ISSUCisco In Service Software Upgrade (ISSU) allows you to perform a Cisco IOS software upgrade or downgrade while the system continues to forward packets. ISSU takes advantage of the Cisco IOS high availability infrastructure—Cisco NSF with SSO and hardware redundancy—and eliminates the downtime associated with software upgrades or version changes by allowing changes while the system remains in service. Cisco ISSU lowers the impact that planned maintenance activities have on network service availability; there is less downtime and better access to critical systems.

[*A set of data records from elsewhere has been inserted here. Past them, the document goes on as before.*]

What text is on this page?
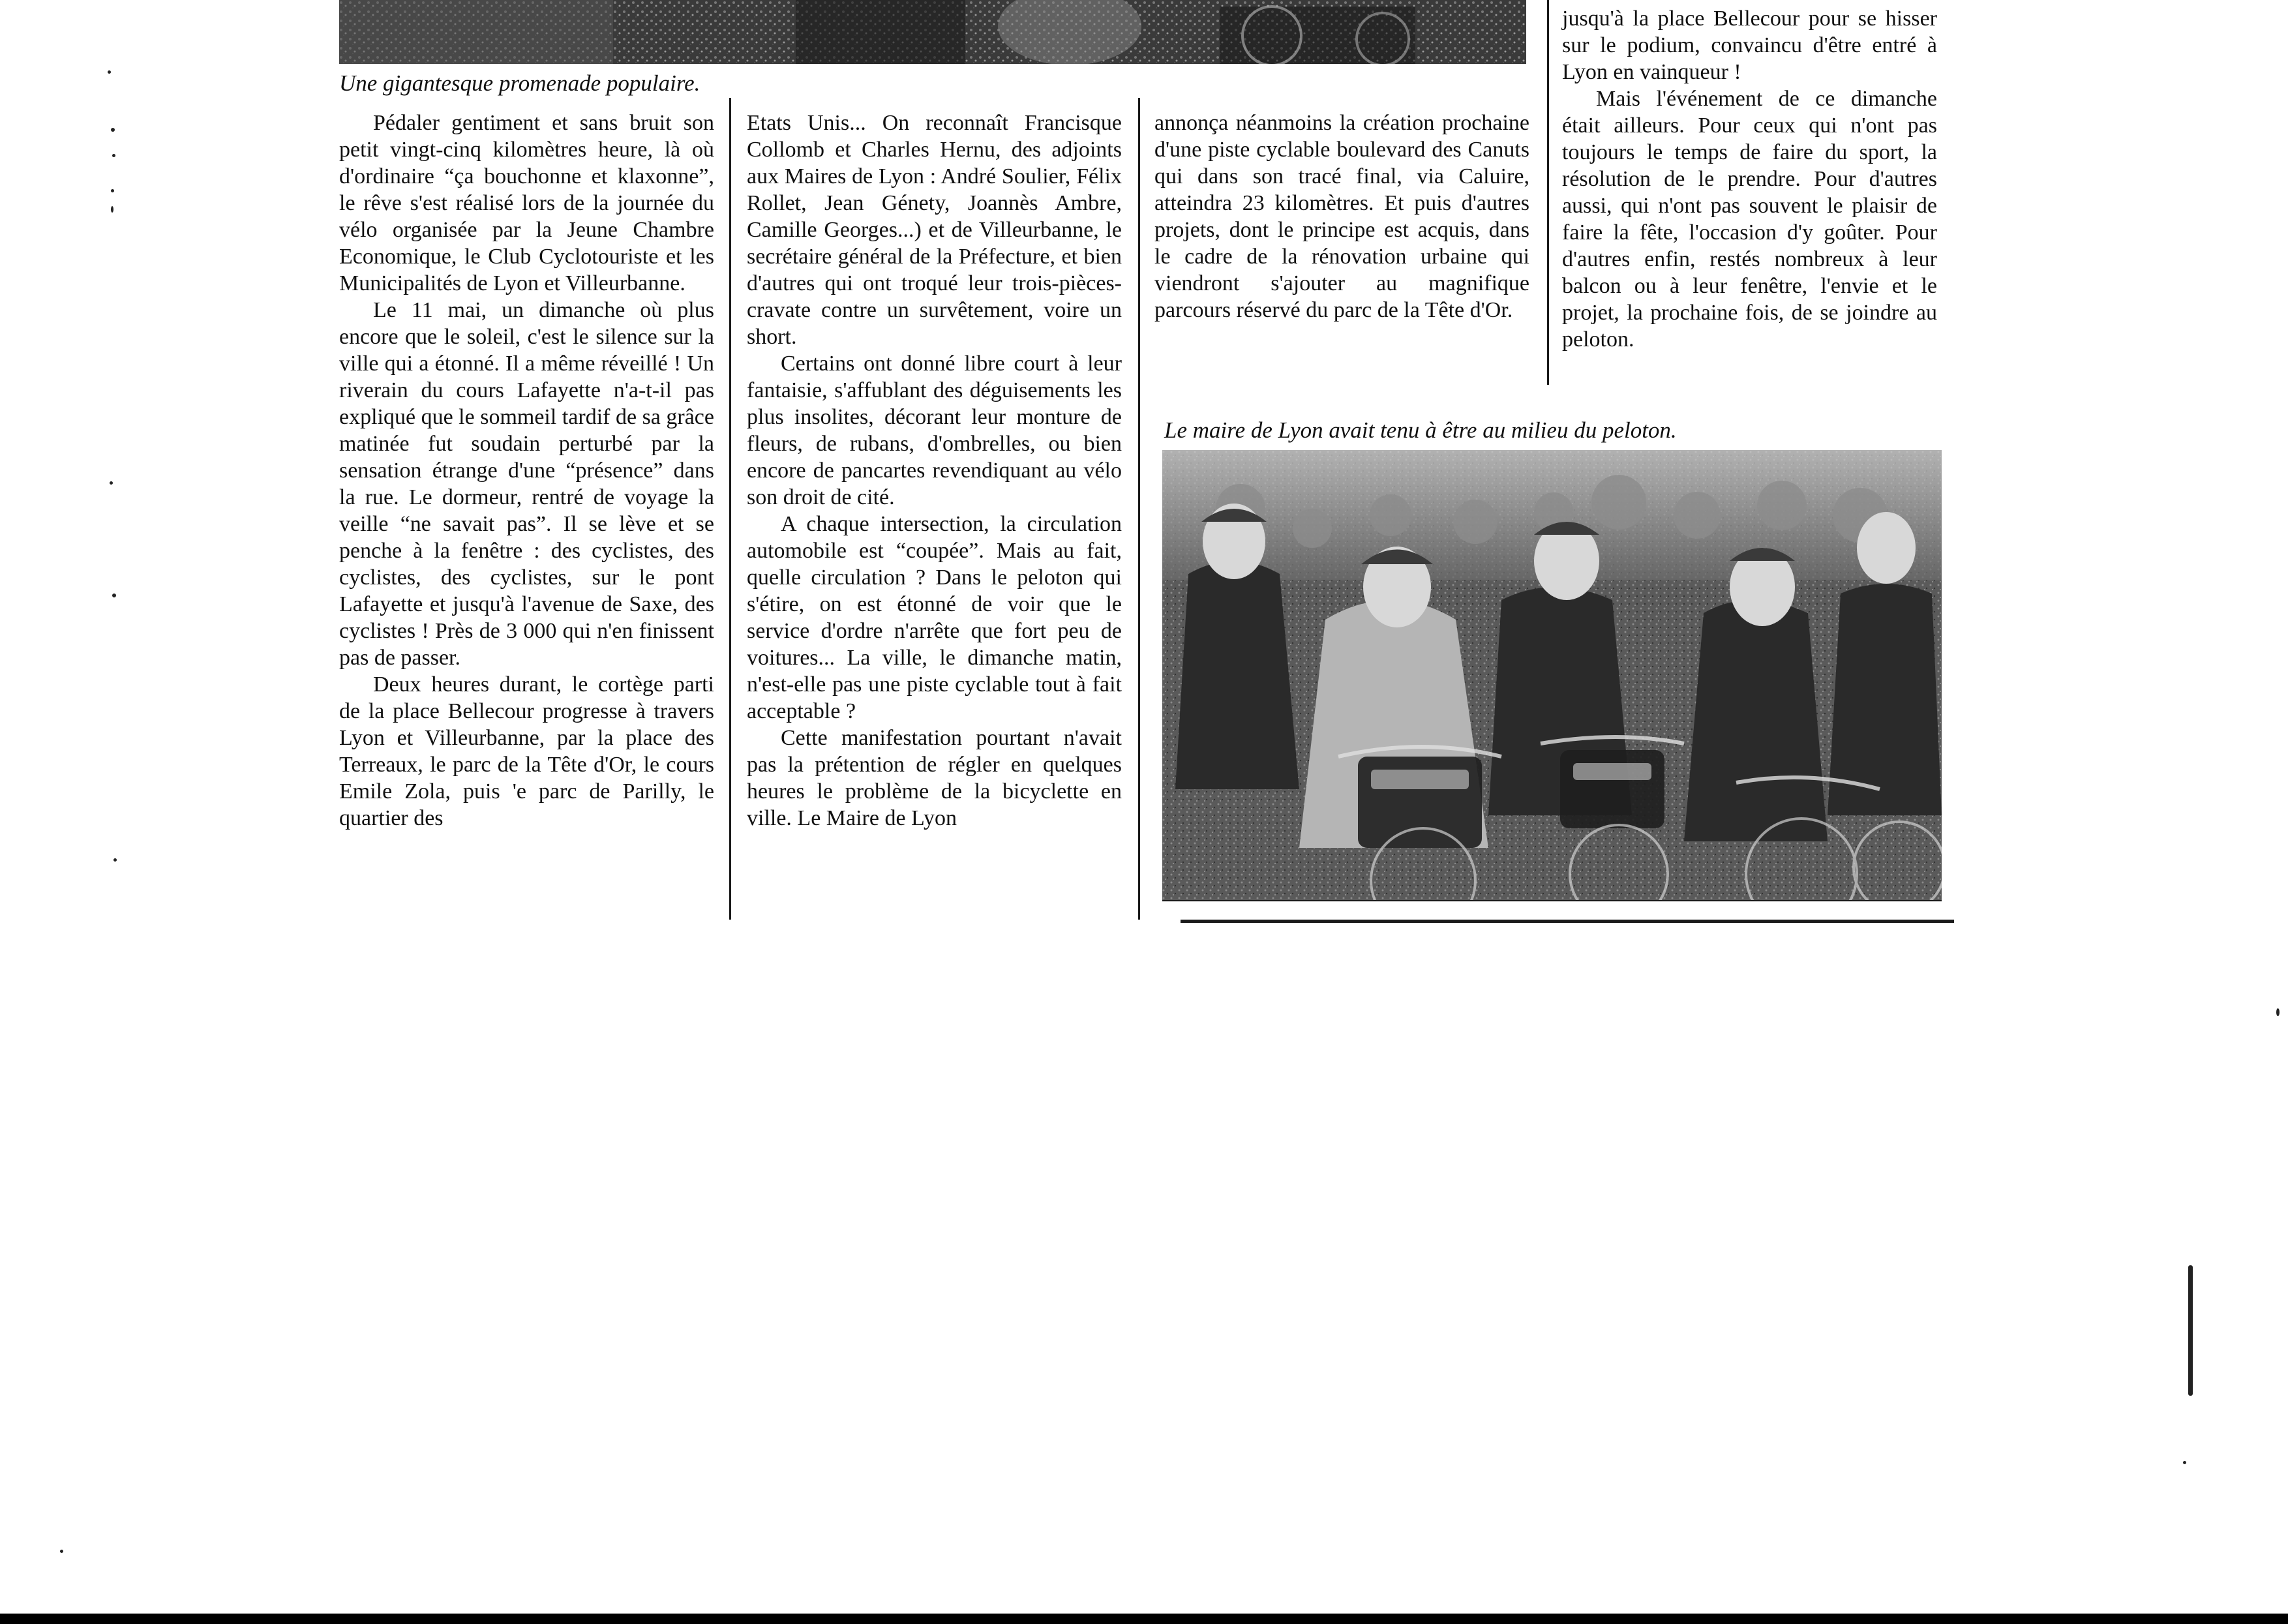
Une gigantesque promenade populaire.

Pédaler gentiment et sans bruit son petit vingt-cinq kilomètres heure, là où d'ordinaire “ça bouchonne et klaxonne”, le rêve s'est réalisé lors de la journée du vélo organisée par la Jeune Chambre Economique, le Club Cyclotouriste et les Municipalités de Lyon et Villeurbanne.

Le 11 mai, un dimanche où plus encore que le soleil, c'est le silence sur la ville qui a étonné. Il a même réveillé ! Un riverain du cours Lafayette n'a-t-il pas expliqué que le sommeil tardif de sa grâce matinée fut soudain perturbé par la sensation étrange d'une “présence” dans la rue. Le dormeur, rentré de voyage la veille “ne savait pas”. Il se lève et se penche à la fenêtre : des cyclistes, des cyclistes, des cyclistes, sur le pont Lafayette et jusqu'à l'avenue de Saxe, des cyclistes ! Près de 3 000 qui n'en finissent pas de passer.

Deux heures durant, le cortège parti de la place Bellecour progresse à travers Lyon et Villeurbanne, par la place des Terreaux, le parc de la Tête d'Or, le cours Emile Zola, puis 'e parc de Parilly, le quartier des

Etats Unis... On reconnaît Francisque Collomb et Charles Hernu, des adjoints aux Maires de Lyon : André Soulier, Félix Rollet, Jean Génety, Joannès Ambre, Camille Georges...) et de Villeurbanne, le secrétaire général de la Préfecture, et bien d'autres qui ont troqué leur trois-pièces-cravate contre un survêtement, voire un short.

Certains ont donné libre court à leur fantaisie, s'affublant des déguisements les plus insolites, décorant leur monture de fleurs, de rubans, d'ombrelles, ou bien encore de pancartes revendiquant au vélo son droit de cité.

A chaque intersection, la circulation automobile est “coupée”. Mais au fait, quelle circulation ? Dans le peloton qui s'étire, on est étonné de voir que le service d'ordre n'arrête que fort peu de voitures... La ville, le dimanche matin, n'est-elle pas une piste cyclable tout à fait acceptable ?

Cette manifestation pourtant n'avait pas la prétention de régler en quelques heures le problème de la bicyclette en ville. Le Maire de Lyon

annonça néanmoins la création prochaine d'une piste cyclable boulevard des Canuts qui dans son tracé final, via Caluire, atteindra 23 kilomètres. Et puis d'autres projets, dont le principe est acquis, dans le cadre de la rénovation urbaine qui viendront s'ajouter au magnifique parcours réservé du parc de la Tête d'Or.

jusqu'à la place Bellecour pour se hisser sur le podium, convaincu d'être entré à Lyon en vainqueur !

Mais l'événement de ce dimanche était ailleurs. Pour ceux qui n'ont pas toujours le temps de faire du sport, la résolution de le prendre. Pour d'autres aussi, qui n'ont pas souvent le plaisir de faire la fête, l'occasion d'y goûter. Pour d'autres enfin, restés nombreux à leur balcon ou à leur fenêtre, l'envie et le projet, la prochaine fois, de se joindre au peloton.

Le maire de Lyon avait tenu à être au milieu du peloton.
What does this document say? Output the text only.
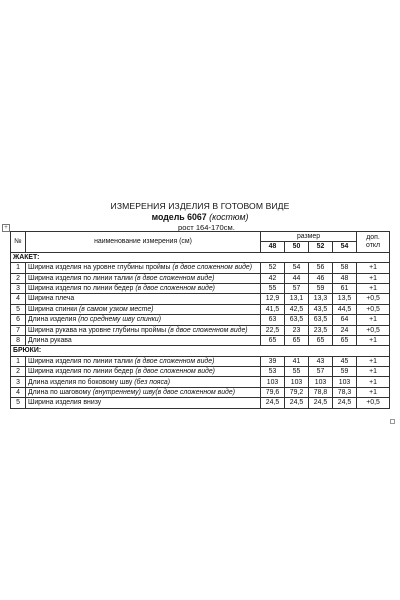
ИЗМЕРЕНИЯ ИЗДЕЛИЯ В ГОТОВОМ ВИДЕ
модель 6067 (костюм)
рост 164-170см.
+
№	наименование измерения (см)	размер				доп.
откл
		48	50	52	54	
ЖАКЕТ:						
1	Ширина изделия на уровне глубины проймы (в двое сложенном виде)	52	54	56	58	+1
2	Ширина изделия по линии талии (в двое сложенном виде)	42	44	46	48	+1
3	Ширина изделия по линии бедер (в двое сложенном виде)	55	57	59	61	+1
4	Ширина плеча	12,9	13,1	13,3	13,5	+0,5
5	Ширина спинки (в самом узком месте)	41,5	42,5	43,5	44,5	+0,5
6	Длина изделия (по среднему шву спинки)	63	63,5	63,5	64	+1
7	Ширина рукава на уровне глубины проймы (в двое сложенном виде)	22,5	23	23,5	24	+0,5
8	Длина рукава	65	65	65	65	+1
БРЮКИ:						
1	Ширина изделия по линии талии (в двое сложенном виде)	39	41	43	45	+1
2	Ширина изделия по линии бедер (в двое сложенном виде)	53	55	57	59	+1
3	Длина изделия по боковому шву (без пояса)	103	103	103	103	+1
4	Длина по шаговому (внутреннему) шву(в двое сложенном виде)	79,6	79,2	78,8	78,3	+1
5	Ширина изделия внизу	24,5	24,5	24,5	24,5	+0,5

When path protection is enabled and an ISSU upgrade is performed, path protection performance is similar to that of other TE features.
NSF/SSOCisco NSF with SSO provides continuous packet forwarding, even during a network processor hardware or software failure.
SSO takes advantage of Route Processor (RP) redundancy to increase network availability by establishing one of the RPs as the active processor and the other RP as the secondary processor, and then synchronizing critical state information between them. Following an initial synchronization between the two processors, SSO dynamically maintains RP state information between them. A switchover from the active to the secondary processor occurs when the active RP fails, is removed from the networking device, or is manually taken down for maintenance.
Cisco NSF works with SSO to minimize network outage to users after a switchover. The main purpose of NSF is to continue forwarding IP packets after an RP switchover. Cisco NSF helps to suppress routing flaps in SSO-enabled devices, thus reducing network instability.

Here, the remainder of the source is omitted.